Yesod is the sephira near but not quite at the bottom of the tree of life, a kind of gathering point for all the energies present in the other sephirot before they trickle down to reality, which is next week's subject. (Oddly enough my work involves a form of flux analysis in metabolic networks). It's identified with the "procreative organ" as the books so delicately put it. What does righteousness have to do with it? Well, the very first commandment was to be fruitful and multiply. Jews are obligated to make more Jews. The tzadik is the foundation of the world.
That's a very strange thought to my ususal materialist self. If righteousness and persons are anything at all, they aren't the foundation of the world but a late, epiphenomenal, accidental sort of thing. But maybe not. Maybe the universe was inevitably directed towards making entities that could perceive it (via anthropic selection if nothing else), and maybe such entities had to have a moral sense baked into their foundations, maybe it's an inevitable and necessary a part of intelligence. I can almost see that.
Also odd to me is the confluence of (pro)creation and righteousness. I tend to view creation as an amoral, wild sort of activity, whether it is influenced by the divine or not, it proceeds by its own rules and not some external law. But again, maybe not. Again, going back to the earliest parts of the Torah, the message is that God not only created the world but pronounced it good. And when I create something, I generally have some idea of goodness in mind that guides me. So maybe it's not so strange, maybe my ideas about creativity have been infected by a pernicious romanticism or something.
A fleeting idea of a sort of metaphysical Darwinian process: that which exists is good, what is good exists, and what exists is that which is capable of propagating itself, of procreating, of having its form persist and replicate across space and time. A tzadik is one who combines the moral, physical, spiritual, biological, and I-don't-know-what-other forms of this process into one handy human-shaped container.
Alright, that's enough of the acid flashbacks for now, got to walk the dog and take out the garbage here on planet Earth.
[and, let me just note, that while "what exists is good" may have some sort of truth in a visionary sense, that kind of thought doesn't survive for an instant once critical thought from the merely human perspective is applied to it. From that vantage, all sorts of existing things are manifestly not-so-good, from the Holocaust to polio to global warming to mundane everyday problems (we just had to have all of the heating ducts in our house replaced because they had originally been installed by incompetents and have been mostly eaten into by the local wildlife...) to all the individual tragedies of life (another suicide on the railroad tracks I ride to work on last night). The pollyanish, best-of-all-possible-worlds kind of attitude that sometimes accompanies religion is one of the major turnoffs/obstacles for me. But at least I can catch a glimpse of where it's coming from.]

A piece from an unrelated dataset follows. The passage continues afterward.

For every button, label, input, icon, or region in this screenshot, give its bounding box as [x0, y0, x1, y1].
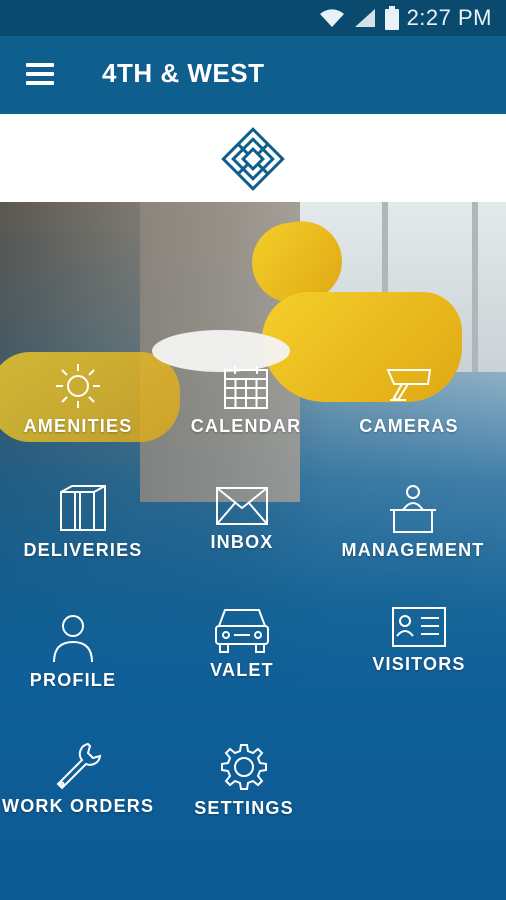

Speaking of that: last week we touched on a line from the Torah that resonates with the above. Abraham tries to talk God out of destroying Sodom and Gommorrah and says "shall not the judge of all the Earth do right?" (Genesis 18:25). I was somewhat embarrassed that I recognized this from Alan Moore's Watchmen comic, but no matter. It's rather startling, in that we see a human teaching morality to God, chiding him even. There's a major part of the Jewish character rooted in that, a more familiar one than this mystical stuff, which seems linked with an unquestioning acceptance. Also contrast with Christian theology which has a whole branch dedicated to explaining away God's shitty behavior.
[[Update: Stumbled on this passage just after writing about my personal duct problems above:
Yesod means "foundation", and the sephira represents the hidden infrastructure whereby the emanations from the remainder of the Tree are transmitted to the sephira Malkhut. Just as a large building has its air-conditioning ducts, service tunnels, conduits, electrical wiring, hot and cold water pipes, attic spaces, lift shafts, winding rooms, storage tanks, and a telephone exchange, so does the Creation; the external, visible world of phenomenal reality rests (metaphorically speaking) upon a hidden foundation of occult machinery.